BirdLife Raptor Camp
Since the 14th September, BirdLife Raptor Camp and CABS teams have recorded a total of 119 incidences of shooting at protected species and 76 protected birds in flight with visible gunshot injuries.

Raptors hunted
Birds of prey remain the most targeted group of protected birds hunted over Malta, with Marsh Harriers, Honey Buzzards and Common Kestrels topping the number of incidents as in previous years. Both organisations also recorded a total of 469 other illegal hunting related incidences, including shooting outside permitted hours and use of illegal electronic tape lures.

Enforcement of hunting legislation woefully inadequate

Since the beginning of Raptor Camp on 16th September, BirdLife teams have also noted the presence of police units patrolling the countryside. Results show that on average 4 ALE vehicles have been seen monitoring Malta's 10,000 licensed hunters each day (Out of a population of some 420,000 people).
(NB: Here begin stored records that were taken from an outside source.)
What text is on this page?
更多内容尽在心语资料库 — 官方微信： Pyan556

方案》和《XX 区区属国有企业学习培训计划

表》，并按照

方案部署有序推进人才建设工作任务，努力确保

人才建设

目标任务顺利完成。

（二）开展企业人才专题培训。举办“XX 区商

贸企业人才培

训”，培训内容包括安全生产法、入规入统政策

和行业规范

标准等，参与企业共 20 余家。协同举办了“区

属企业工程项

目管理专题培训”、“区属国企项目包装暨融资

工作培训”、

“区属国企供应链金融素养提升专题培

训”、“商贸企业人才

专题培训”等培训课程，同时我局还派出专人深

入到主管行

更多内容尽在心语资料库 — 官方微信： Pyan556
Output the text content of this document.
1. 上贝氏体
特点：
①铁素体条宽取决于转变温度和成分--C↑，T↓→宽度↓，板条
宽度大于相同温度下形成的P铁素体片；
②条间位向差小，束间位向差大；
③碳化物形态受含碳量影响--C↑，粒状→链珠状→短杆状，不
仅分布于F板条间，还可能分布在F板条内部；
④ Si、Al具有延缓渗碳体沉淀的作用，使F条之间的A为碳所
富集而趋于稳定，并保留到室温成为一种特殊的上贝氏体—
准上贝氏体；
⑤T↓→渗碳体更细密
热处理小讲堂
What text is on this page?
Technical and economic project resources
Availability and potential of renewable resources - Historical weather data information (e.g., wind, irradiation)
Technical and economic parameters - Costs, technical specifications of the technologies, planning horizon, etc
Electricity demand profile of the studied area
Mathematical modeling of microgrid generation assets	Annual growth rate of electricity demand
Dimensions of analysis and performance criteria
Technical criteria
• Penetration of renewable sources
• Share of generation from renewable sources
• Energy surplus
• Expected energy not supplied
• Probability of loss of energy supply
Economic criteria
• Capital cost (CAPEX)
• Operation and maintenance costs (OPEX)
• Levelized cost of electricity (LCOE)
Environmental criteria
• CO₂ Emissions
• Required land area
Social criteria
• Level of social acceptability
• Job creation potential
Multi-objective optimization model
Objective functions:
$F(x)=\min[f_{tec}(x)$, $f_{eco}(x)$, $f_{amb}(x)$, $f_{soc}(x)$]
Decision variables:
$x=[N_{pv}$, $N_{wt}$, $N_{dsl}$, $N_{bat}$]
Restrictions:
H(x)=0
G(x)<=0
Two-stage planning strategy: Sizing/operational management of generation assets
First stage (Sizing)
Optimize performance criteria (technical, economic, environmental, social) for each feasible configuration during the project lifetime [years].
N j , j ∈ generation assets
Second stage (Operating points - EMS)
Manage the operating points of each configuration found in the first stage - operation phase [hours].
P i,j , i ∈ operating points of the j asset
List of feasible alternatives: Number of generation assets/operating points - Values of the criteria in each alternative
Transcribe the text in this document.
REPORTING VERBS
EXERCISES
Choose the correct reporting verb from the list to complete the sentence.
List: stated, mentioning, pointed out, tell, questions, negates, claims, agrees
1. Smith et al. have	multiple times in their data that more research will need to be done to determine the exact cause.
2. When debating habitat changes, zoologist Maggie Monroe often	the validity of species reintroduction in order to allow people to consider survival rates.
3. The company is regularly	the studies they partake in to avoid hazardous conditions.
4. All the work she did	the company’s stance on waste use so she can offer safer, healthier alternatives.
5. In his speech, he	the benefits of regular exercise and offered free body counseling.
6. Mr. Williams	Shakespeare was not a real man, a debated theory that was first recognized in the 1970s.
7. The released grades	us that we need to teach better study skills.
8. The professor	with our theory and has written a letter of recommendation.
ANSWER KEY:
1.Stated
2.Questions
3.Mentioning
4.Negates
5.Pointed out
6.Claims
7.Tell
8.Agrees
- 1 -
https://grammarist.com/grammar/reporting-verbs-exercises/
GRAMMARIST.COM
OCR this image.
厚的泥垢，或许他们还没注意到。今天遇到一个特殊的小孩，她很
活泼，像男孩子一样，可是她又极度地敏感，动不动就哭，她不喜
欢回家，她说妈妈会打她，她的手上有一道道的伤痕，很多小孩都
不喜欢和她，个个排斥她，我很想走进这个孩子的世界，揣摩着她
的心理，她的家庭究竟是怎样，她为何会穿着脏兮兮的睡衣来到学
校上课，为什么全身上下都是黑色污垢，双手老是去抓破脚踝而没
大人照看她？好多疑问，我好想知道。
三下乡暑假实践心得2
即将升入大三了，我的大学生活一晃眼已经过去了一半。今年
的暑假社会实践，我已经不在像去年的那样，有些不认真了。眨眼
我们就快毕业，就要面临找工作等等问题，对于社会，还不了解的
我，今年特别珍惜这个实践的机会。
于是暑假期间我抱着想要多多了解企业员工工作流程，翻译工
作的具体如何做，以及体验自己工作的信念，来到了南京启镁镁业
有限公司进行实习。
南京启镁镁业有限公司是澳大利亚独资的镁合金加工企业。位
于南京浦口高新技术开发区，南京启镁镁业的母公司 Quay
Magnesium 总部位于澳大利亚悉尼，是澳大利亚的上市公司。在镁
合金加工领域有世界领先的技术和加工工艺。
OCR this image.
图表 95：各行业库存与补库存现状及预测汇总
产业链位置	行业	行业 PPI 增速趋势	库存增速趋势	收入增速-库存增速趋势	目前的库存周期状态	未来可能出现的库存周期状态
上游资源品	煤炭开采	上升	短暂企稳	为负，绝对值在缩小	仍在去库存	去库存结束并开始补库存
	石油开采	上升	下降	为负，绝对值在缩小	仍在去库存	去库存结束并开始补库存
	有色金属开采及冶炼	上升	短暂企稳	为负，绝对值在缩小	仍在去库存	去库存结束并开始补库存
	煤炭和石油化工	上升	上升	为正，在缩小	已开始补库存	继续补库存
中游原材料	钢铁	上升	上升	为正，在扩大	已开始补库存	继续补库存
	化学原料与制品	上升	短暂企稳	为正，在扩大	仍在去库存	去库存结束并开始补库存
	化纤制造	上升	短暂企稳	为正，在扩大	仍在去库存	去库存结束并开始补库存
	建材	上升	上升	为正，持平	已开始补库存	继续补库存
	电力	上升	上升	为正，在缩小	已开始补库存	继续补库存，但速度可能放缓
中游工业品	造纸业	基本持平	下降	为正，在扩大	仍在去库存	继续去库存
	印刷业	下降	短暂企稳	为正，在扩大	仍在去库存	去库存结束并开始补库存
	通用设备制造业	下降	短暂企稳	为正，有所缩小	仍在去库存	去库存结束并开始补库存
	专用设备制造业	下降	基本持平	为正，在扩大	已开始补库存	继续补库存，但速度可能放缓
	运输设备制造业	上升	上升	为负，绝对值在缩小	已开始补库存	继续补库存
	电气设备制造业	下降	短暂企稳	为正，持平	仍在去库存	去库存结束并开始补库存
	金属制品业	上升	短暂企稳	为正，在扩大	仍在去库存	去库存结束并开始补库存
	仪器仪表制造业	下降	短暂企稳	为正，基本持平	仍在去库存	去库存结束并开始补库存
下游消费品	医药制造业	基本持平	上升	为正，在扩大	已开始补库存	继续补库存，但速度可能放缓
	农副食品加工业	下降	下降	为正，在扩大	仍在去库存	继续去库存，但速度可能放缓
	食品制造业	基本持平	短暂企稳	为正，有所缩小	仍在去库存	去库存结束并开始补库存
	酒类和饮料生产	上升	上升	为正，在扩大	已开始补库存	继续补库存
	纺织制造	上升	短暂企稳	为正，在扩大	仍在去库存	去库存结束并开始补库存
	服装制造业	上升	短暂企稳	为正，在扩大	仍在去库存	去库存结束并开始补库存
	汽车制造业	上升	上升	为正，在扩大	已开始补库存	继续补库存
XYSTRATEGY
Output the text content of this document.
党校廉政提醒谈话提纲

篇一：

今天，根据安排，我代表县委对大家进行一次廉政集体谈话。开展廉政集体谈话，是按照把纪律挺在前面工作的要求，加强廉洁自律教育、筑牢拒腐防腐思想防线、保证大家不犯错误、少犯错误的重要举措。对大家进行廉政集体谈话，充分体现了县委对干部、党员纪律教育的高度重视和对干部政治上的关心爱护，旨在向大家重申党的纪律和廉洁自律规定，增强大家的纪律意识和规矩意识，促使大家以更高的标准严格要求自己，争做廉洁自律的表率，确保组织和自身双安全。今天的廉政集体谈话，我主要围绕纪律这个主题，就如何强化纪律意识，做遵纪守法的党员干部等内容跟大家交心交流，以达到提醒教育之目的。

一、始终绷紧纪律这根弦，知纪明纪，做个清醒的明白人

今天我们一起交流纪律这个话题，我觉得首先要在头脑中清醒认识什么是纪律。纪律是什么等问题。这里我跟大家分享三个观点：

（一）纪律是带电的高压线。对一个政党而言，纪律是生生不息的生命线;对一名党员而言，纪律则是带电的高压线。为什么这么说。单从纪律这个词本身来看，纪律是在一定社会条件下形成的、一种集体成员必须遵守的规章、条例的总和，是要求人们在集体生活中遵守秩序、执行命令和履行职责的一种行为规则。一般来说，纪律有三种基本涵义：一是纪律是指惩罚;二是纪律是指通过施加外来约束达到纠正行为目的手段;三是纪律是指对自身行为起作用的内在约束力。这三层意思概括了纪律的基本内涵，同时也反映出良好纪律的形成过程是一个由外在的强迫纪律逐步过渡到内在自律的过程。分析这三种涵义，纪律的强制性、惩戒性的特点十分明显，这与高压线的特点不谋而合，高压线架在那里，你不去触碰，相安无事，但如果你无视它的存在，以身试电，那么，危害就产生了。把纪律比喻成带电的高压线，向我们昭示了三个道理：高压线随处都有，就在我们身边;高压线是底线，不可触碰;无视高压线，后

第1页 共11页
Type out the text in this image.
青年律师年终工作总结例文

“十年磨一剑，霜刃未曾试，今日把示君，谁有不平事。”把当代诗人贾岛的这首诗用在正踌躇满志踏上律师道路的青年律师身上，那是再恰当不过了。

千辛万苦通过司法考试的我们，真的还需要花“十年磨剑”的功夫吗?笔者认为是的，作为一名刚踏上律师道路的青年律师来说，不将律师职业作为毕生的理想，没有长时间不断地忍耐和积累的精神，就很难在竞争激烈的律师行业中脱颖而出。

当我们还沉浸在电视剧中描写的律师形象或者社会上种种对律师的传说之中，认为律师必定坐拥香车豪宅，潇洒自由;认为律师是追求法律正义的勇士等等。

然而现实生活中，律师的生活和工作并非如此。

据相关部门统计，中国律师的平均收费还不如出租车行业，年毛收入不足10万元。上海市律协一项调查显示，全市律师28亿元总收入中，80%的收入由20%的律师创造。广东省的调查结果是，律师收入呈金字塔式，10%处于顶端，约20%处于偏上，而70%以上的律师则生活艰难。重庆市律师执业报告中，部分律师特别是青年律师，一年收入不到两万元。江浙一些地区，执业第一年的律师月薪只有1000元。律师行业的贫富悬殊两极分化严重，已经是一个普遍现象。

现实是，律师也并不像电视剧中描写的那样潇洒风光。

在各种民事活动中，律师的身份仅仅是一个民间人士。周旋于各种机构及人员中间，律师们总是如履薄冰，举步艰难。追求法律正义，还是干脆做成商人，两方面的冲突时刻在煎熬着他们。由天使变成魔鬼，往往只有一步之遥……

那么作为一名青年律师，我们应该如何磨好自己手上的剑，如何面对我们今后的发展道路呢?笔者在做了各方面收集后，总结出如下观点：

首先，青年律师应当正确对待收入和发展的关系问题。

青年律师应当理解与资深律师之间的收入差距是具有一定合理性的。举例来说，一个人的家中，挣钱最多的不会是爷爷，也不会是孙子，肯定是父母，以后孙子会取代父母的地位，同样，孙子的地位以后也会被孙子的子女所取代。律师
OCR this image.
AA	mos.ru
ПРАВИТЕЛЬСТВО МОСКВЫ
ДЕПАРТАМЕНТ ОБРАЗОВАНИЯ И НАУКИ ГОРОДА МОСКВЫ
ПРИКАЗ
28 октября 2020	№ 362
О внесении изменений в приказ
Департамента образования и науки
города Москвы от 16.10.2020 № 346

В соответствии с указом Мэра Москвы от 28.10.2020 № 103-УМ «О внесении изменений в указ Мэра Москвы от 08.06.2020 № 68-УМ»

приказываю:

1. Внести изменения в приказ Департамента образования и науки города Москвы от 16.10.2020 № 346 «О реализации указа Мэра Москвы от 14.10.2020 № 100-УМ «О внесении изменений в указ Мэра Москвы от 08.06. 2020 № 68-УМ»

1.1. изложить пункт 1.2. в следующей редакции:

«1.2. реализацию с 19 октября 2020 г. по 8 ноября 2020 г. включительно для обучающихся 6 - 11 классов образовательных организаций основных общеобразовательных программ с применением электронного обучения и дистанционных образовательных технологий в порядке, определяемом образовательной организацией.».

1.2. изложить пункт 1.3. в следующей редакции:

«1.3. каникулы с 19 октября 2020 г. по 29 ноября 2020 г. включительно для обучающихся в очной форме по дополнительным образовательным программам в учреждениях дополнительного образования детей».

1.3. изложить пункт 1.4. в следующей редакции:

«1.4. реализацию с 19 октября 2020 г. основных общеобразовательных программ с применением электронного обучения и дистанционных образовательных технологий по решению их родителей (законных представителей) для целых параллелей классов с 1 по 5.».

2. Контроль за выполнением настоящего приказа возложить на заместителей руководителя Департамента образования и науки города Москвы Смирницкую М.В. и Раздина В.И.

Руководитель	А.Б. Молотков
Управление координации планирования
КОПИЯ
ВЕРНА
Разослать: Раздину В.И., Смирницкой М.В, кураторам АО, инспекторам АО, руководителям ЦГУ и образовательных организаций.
"When you compare the number of officers to the numbers of illegal incidents it is obvious that the resources allocated to policing illegal hunting are nowhere near sufficient. Malta desperately needs a dedicated wildlife crime unit, with the resources and specialist training to properly tackle this problem," said Nicholas Barbara.

"Instead, promises are made and agendas promoted in favour of extended hunting and trapping seasons in spring and autumn. With the stark failure of the authorities to control illegalities in the first month of the current hunting season, the prospects for efficient enforcement during an added trapping derogation this autumn are likely to land Malta at the European Court again," concluded Mr. Barbara.